Question: DESeq2 a lot of genes showing up as differentially expressed that only have 1 sample with any expression
1
10 weeks ago by
hsbio10
hsbio10 wrote:

Hello,

I've done some differential expression analysis with 3 main groups (3 or 4 biological replicates for each group, 11 total samples). When comparing any two of the groups, there are a number of genes that are statistically significant (in some cases, quite a lot) that have very high log2FoldChanges (~15-35) with high standard errors (~4). Upon further inspection, it seems what is happening with at least some of these genes is that only 1 or 2 replicates (out of 3 or 4) are expressing a gene with the other samples showing 0 expression/counts. Now these samples are from primary tissue, so I'm not surprised that there is quite a bit of variability. However, I'm not sure how to best deal with these genes, I understand that they might still be statistically significant but I'm not sure how to best deal with it.

MA-plot example here: https://imgur.com/a/bNOvVWY

So, I was wondering what the best way the handle this would be. The ways I have thought to do it are:

1. Just leave it as is.
2. Pre-filter the data to only include genes that have non-zero counts in at least 2 of the 11 total samples (or perhaps in at least 1 sample of each group)? - This should get rid of some of these cases?
3. Set some sort of standard error filter (lfcSE), but I have no idea what exact value would be reasonable here or if this is reasonable at all.
4. Should I use lfcShrink using apeglm? Currently these results are just using results(dds) with a lfcthreshold set. If I use lfcShrink, can I then use the shrunken log2 fold changes while still using the adjusted p values from results(dds)?

Any thoughts on these or any other suggestions would be greatly appreciated.

Thanks.

EDIT: It seems DESeq2 might not be removing any outliers based on the cookscutoff due to how my design and samples are set up (see comment below), however I am still not sure how to best deal with this.

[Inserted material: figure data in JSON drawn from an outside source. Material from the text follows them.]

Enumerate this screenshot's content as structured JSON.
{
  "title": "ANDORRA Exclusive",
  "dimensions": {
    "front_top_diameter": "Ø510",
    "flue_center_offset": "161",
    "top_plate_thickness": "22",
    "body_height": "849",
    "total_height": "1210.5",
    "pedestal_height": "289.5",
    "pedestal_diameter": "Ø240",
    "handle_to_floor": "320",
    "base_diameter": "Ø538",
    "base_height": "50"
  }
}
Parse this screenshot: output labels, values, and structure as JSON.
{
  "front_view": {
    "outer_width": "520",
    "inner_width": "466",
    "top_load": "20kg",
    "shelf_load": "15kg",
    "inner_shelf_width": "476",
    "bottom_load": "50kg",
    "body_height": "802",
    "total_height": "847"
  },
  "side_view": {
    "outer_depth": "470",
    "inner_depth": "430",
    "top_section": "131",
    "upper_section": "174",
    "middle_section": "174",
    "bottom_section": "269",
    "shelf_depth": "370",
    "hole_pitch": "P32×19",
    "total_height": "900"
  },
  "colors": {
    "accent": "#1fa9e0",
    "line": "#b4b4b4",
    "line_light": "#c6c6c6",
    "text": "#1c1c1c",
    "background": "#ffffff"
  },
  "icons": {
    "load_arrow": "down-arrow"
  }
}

Apologies for not mentioning this.

Updated Sample Info:

Samples are from 3 different tissues (3 or 4 replicates per tissue) which are sometimes from the same mice (my design is ~mouse + tissue), however mostly there is only 1 or 2 samples from a mice.

deseq2 • 103 views
modified 10 weeks ago • written 10 weeks ago by hsbio10
Answer: DESeq2 a lot of genes showing up as differentially expressed that only have 1 sa
1
10 weeks ago by
Dario Strbenac1.5k
Australia
Dario Strbenac1.5k wrote:

It seems that the genes which you mention are not being detected as outliers, otherwise they would have p-values of NA. You can set the value of cooksCutoff to a number smaller than 0.99, which will cause more genes to be eliminated from statistical testing. edgeR has a similar approach which uses observation weights to reduce the influence of outliers by giving them less weight, rather than eliminating the gene from the analysis.

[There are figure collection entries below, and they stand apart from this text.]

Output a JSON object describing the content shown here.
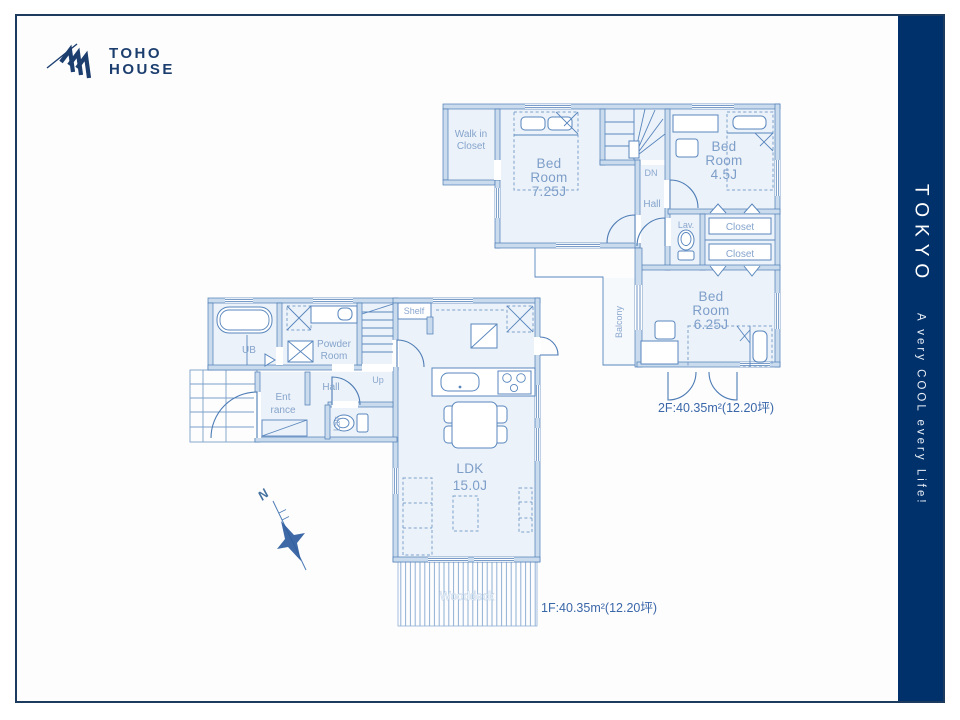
{
  "logo": {
    "line1": "TOHO",
    "line2": "HOUSE"
  },
  "sidebar": {
    "title": "TOKYO",
    "tagline": "A very COOL every Life!"
  },
  "compass": {
    "north": "N"
  },
  "colors": {
    "brand_navy": "#00316b",
    "plan_blue": "#4d7cb5",
    "label_blue": "#7d9ec9"
  },
  "floor2": {
    "area_label": "2F:40.35m²(12.20坪)",
    "walk_in_closet_line1": "Walk in",
    "walk_in_closet_line2": "Closet",
    "bedroom_main_line1": "Bed",
    "bedroom_main_line2": "Room",
    "bedroom_main_line3": "7.25J",
    "bedroom_small_line1": "Bed",
    "bedroom_small_line2": "Room",
    "bedroom_small_line3": "4.5J",
    "bedroom_mid_line1": "Bed",
    "bedroom_mid_line2": "Room",
    "bedroom_mid_line3": "6.25J",
    "down": "DN",
    "hall": "Hall",
    "lavatory": "Lav.",
    "closet_upper": "Closet",
    "closet_lower": "Closet",
    "balcony": "Balcony"
  },
  "floor1": {
    "area_label": "1F:40.35m²(12.20坪)",
    "unit_bath": "UB",
    "powder_line1": "Powder",
    "powder_line2": "Room",
    "entrance_line1": "Ent",
    "entrance_line2": "rance",
    "hall": "Hall",
    "lavatory": "Lav.",
    "up": "Up",
    "shelf": "Shelf",
    "ldk_line1": "LDK",
    "ldk_line2": "15.0J",
    "wooddeck": "Wooddeck"
  }
}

Looking into this more, I noticed that actually no genes are being filtered as outliers (i.e. based on cooksCutoff) and then I realised that this is due to my design (or at least I think it is). So essentially, my samples are from 3 different tissues which are sometimes from the same mice (my design is ~mouse + tissue), however mostly there is only 1 or 2 samples from a mice. And looking at the cookCutoff, it only works on samples that have at least 3 replicates and because of the mouse sample group, this isn't true for most of them. It seems like this might be the main issue as to why these genes are still being included. Sorry for not mentioning this.

However, I'm not sure what to do here. I could just remove mouse from the design (I can't really see any clear influence of it on a PCA plot) but I'm not sure this is ideal?

Thanks

Answer: DESeq2 a lot of genes showing up as differentially expressed that only have 1 sa
1
10 weeks ago by
Michael Love26k
United States
Michael Love26k wrote:

keep <- rowSums(counts(dds) >= 10) >= 3
dds <- dds[keep,]


Thanks.

This seems to get rid of the majority of those cases.

Just to confirm, if I then still apply lfcShrink with apeglm, using those shrunken log fold changes with the adjusted p values (from results(dds), rather than the calculated s values) is still reasonable for things like visualization/ranking?

1

Yes, this is fine to use shrunken LFC for visualization and ranking, and adj p for FDR sets.